Diagenesis and weathering of the Morrison Formation have played a major role in determining the present aspect of the nonopaque heavy-mineral assemblage, which is now a mature garnet-zircon-apatite-tourmaline suite. For instance, the presence of authigenically etched to skeletal garnet and staurolite in cores of holes drilled across the Grants uranium region implies that entire grains have been destroyed. Comparison of mineralogic data from cores with that from measured sections indicates that near-surface weathering has destroyed acid-sensitive minerals such as apatite. As a result of intense diagenetic processes, stratigraphic intervals in which postdeposi- tional processes strongly affected the detrital mineralogy had to be identified before provenance interpretations could be made. The extent of heavy-mineral alteration zones may define the movements of fluids related to the concentration of and/or redistribution of uranium.
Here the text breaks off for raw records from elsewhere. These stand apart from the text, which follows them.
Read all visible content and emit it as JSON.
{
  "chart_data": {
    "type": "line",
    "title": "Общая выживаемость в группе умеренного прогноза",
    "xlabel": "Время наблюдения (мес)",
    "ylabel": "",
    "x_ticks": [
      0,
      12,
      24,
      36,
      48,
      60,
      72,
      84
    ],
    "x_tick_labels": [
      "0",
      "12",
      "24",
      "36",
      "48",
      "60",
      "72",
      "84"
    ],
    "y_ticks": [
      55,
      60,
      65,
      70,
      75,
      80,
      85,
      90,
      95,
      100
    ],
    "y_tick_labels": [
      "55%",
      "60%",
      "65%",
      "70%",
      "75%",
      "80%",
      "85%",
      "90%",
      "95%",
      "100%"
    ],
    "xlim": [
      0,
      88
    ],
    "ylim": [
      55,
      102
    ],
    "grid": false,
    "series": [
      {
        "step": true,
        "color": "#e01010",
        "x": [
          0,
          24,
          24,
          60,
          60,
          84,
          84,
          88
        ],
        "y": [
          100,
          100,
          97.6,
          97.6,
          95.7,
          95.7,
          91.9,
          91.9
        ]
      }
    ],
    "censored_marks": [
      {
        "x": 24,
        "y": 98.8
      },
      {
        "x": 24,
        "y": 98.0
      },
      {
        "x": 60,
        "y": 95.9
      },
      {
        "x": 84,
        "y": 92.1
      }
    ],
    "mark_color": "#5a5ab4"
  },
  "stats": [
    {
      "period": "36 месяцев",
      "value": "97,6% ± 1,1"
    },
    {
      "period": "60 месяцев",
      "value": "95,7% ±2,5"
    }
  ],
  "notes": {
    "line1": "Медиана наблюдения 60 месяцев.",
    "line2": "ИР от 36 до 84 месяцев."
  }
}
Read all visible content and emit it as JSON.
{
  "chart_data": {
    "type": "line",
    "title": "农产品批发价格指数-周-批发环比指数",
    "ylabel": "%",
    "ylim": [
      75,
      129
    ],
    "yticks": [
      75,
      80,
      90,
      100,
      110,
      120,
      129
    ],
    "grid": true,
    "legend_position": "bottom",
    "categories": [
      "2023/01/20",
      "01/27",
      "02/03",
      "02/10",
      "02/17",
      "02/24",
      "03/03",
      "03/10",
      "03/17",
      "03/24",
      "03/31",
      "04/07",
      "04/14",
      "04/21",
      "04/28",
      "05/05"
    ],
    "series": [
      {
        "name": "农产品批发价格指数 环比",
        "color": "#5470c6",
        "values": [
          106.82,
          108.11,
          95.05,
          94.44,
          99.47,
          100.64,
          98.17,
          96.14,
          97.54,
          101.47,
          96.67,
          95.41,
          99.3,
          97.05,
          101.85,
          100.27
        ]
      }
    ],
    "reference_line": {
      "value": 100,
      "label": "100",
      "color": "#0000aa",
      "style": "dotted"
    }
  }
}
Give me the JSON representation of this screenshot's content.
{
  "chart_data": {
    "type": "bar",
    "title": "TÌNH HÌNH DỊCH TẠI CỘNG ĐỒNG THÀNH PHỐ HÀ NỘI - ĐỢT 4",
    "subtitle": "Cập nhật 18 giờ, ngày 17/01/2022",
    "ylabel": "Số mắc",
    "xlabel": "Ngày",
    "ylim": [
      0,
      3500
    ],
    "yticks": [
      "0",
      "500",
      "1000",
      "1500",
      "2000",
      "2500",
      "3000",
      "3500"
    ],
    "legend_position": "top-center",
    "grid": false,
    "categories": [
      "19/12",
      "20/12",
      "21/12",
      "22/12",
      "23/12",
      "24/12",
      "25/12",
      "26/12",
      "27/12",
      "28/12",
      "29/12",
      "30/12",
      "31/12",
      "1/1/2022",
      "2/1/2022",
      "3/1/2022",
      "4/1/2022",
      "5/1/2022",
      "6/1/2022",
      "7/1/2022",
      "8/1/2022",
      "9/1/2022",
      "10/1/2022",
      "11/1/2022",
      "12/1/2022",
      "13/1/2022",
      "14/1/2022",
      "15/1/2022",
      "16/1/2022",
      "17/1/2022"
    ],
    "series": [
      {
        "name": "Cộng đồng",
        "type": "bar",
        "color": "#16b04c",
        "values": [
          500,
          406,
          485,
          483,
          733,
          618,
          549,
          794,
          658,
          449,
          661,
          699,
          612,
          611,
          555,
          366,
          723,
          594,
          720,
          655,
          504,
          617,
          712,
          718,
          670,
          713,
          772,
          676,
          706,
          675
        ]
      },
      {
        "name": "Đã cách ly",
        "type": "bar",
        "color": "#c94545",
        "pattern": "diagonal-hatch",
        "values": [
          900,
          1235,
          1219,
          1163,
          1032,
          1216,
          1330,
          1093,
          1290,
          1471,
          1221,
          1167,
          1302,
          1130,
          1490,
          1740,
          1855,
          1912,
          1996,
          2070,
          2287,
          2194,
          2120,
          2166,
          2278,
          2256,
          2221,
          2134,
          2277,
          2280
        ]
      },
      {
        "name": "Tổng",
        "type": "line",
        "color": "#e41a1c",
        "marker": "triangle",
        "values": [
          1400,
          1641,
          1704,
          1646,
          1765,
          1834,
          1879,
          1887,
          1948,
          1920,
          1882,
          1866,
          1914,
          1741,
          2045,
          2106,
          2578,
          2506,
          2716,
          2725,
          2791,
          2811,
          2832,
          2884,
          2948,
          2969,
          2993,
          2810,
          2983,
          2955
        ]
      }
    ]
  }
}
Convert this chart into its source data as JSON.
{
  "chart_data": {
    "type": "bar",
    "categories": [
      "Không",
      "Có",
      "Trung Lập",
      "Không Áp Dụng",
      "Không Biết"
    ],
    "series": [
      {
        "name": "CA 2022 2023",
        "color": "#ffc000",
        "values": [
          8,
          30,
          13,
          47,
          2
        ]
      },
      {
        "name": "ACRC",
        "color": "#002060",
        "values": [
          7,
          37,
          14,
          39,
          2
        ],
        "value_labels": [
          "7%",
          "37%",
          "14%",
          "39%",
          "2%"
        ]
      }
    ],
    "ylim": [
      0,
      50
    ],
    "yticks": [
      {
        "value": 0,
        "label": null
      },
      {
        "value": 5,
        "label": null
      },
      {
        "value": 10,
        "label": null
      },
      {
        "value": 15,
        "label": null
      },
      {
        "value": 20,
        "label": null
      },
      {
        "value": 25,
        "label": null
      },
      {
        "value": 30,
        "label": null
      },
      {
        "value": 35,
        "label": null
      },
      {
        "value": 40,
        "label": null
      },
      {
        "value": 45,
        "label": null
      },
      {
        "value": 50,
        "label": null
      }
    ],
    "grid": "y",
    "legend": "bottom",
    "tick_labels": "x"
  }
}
Stratigraphic variations in mineral species and mineral diversity in Morrison sandstone units reveal that an igneous (rhyolitic) component, characterized by euhedral zircon and subhedral apatite, increases upward. Complementing this trend, the assemblage of well-rounded grains of recycled material in the Recapture Member changes to a complex mixture dominated by first-cycle, angular grains that is present upward through the Westwater Canyon Member and continues into the tuffaceous Brushy Basin Member. The Morrison Formation was derived from a variety of litholo- gies in the source area. A significant continuing input came from low- to medium- grade metamorphic and plutonic rocks, a lesser component from sedimentary material, and significant amounts from rhyolitic to dacitic volcanic detritus. Sedimen- tologic and mineralogic data suggest that the ancient Mogollon highlands, characterized by widespread Triassic and Jurassic volcanism, were the primary Morrison source area; however, a more distant, active orogenic belt along the Mesozoic continental margin may have also contributed material to the San Juan basin.